If you recognized the above as a quote from George Orwell’s 1984, then kudos are in order. Today marks the 63rd anniversary of the novel, but the issues of censorship and creativity it raises are no less relevant – in fact, they are more significant than ever.
The goal of censorship is control. Orwell’s Party regulated language and policed thought in order to control the people of Oceania. Winston’s rebellion against the Party’s iron-fisted tyranny is to keep a journal of all the types of thoughts the Party does not permit him to think. The lesson we can learn from 1984 is this: there is freedom and power in creativity.
In the world of 1984, creative writing had the power to alter history and set a course for the future. In our world, writing and imagery has the power to forge a connection between people and history. Would we still have the same appreciation for the suffering of migrant families during the Great Depression without Dorothea Lange’s photograph, Migrant Mother? Could we even begin to comprehend what the Jewish people endured in Germany during World War II without The Diary of Anne Frank?

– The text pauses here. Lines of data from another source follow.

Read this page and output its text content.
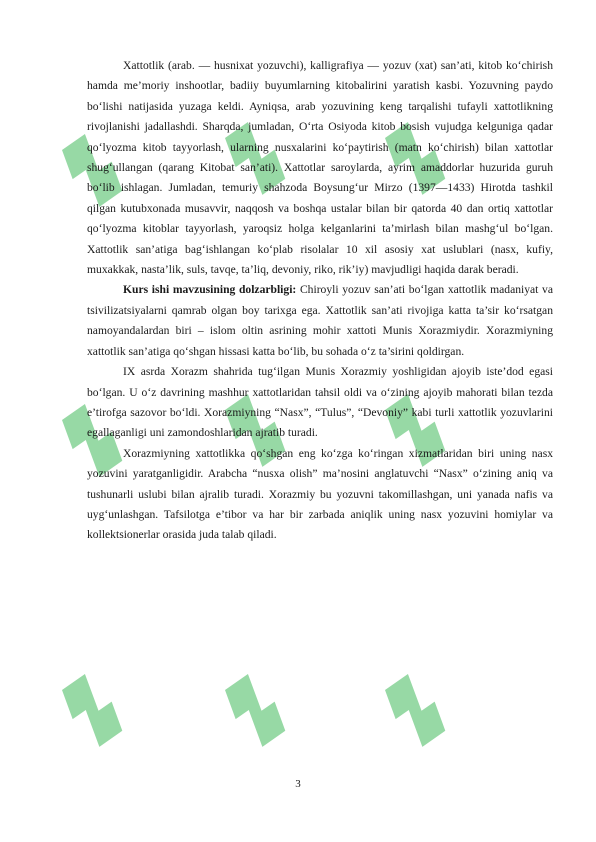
Xattotlik (arab. — husnixat yozuvchi), kalligrafiya — yozuv (xat) san’ati, kitob ko‘chirish hamda me’moriy inshootlar, badiiy buyumlarning kitobalirini yaratish kasbi. Yozuvning paydo bo‘lishi natijasida yuzaga keldi. Ayniqsa, arab yozuvining keng tarqalishi tufayli xattotlikning rivojlanishi jadallashdi. Sharqda, jumladan, O‘rta Osiyoda kitob bosish vujudga kelguniga qadar qo‘lyozma kitob tayyorlash, ularning nusxalarini ko‘paytirish (matn ko‘chirish) bilan xattotlar shug‘ullangan (qarang Kitobat san’ati). Xattotlar saroylarda, ayrim amaddorlar huzurida guruh bo‘lib ishlagan. Jumladan, temuriy shahzoda Boysung‘ur Mirzo (1397—1433) Hirotda tashkil qilgan kutubxonada musavvir, naqqosh va boshqa ustalar bilan bir qatorda 40 dan ortiq xattotlar qo‘lyozma kitoblar tayyorlash, yaroqsiz holga kelganlarini ta’mirlash bilan mashg‘ul bo‘lgan. Xattotlik san’atiga bag‘ishlangan ko‘plab risolalar 10 xil asosiy xat uslublari (nasx, kufiy, muxakkak, nasta’lik, suls, tavqe, ta’liq, devoniy, riko, rik’iy) mavjudligi haqida darak beradi.

Kurs ishi mavzusining dolzarbligi: Chiroyli yozuv san’ati bo‘lgan xattotlik madaniyat va tsivilizatsiyalarni qamrab olgan boy tarixga ega. Xattotlik san’ati rivojiga katta ta’sir ko‘rsatgan namoyandalardan biri – islom oltin asrining mohir xattoti Munis Xorazmiydir. Xorazmiyning xattotlik san’atiga qo‘shgan hissasi katta bo‘lib, bu sohada o‘z ta’sirini qoldirgan.

IX asrda Xorazm shahrida tug‘ilgan Munis Xorazmiy yoshligidan ajoyib iste’dod egasi bo‘lgan. U o‘z davrining mashhur xattotlaridan tahsil oldi va o‘zining ajoyib mahorati bilan tezda e’tirofga sazovor bo‘ldi. Xorazmiyning “Nasx”, “Tulus”, “Devoniy” kabi turli xattotlik yozuvlarini egallaganligi uni zamondoshlaridan ajratib turadi.

Xorazmiyning xattotlikka qo‘shgan eng ko‘zga ko‘ringan xizmatlaridan biri uning nasx yozuvini yaratganligidir. Arabcha “nusxa olish” ma’nosini anglatuvchi “Nasx” o‘zining aniq va tushunarli uslubi bilan ajralib turadi. Xorazmiy bu yozuvni takomillashgan, uni yanada nafis va uyg‘unlashgan. Tafsilotga e’tibor va har bir zarbada aniqlik uning nasx yozuvini homiylar va kollektsionerlar orasida juda talab qiladi.

3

Censorship is a threat to this connection and to the art that will one day connect our present with people of the future.
In Oceania, censorship was enforced by a political party. Today, censorship comes from far more plentiful and varied sources. Online, people are free to criticize one another anonymously, and to stifle the expression of others through increasingly cruel and hateful commentary without fear of retribution. Watchdog groups take offense at content intended as harmless humor and attempt to slander comedians, actors, and radio personalities into silence. By allowing censors to stifle creativity, we risk losing the truth and repeating history. Creativity frees us from this cycle.
So on this, the 63rd anniversary of 1984, I invite you to be creative and share your creativity with the world. Arm yourself with a pencil (which, as we know, is mightier than a sword) and defend your right to expression with a poem, a short story, a doodle, or a sketch. Fill a page with your honest thoughts, feelings, and hopes for the future. Support others who are doing the same, and ignore the naysayers. In short, pick up a pencil and make George Orwell proud.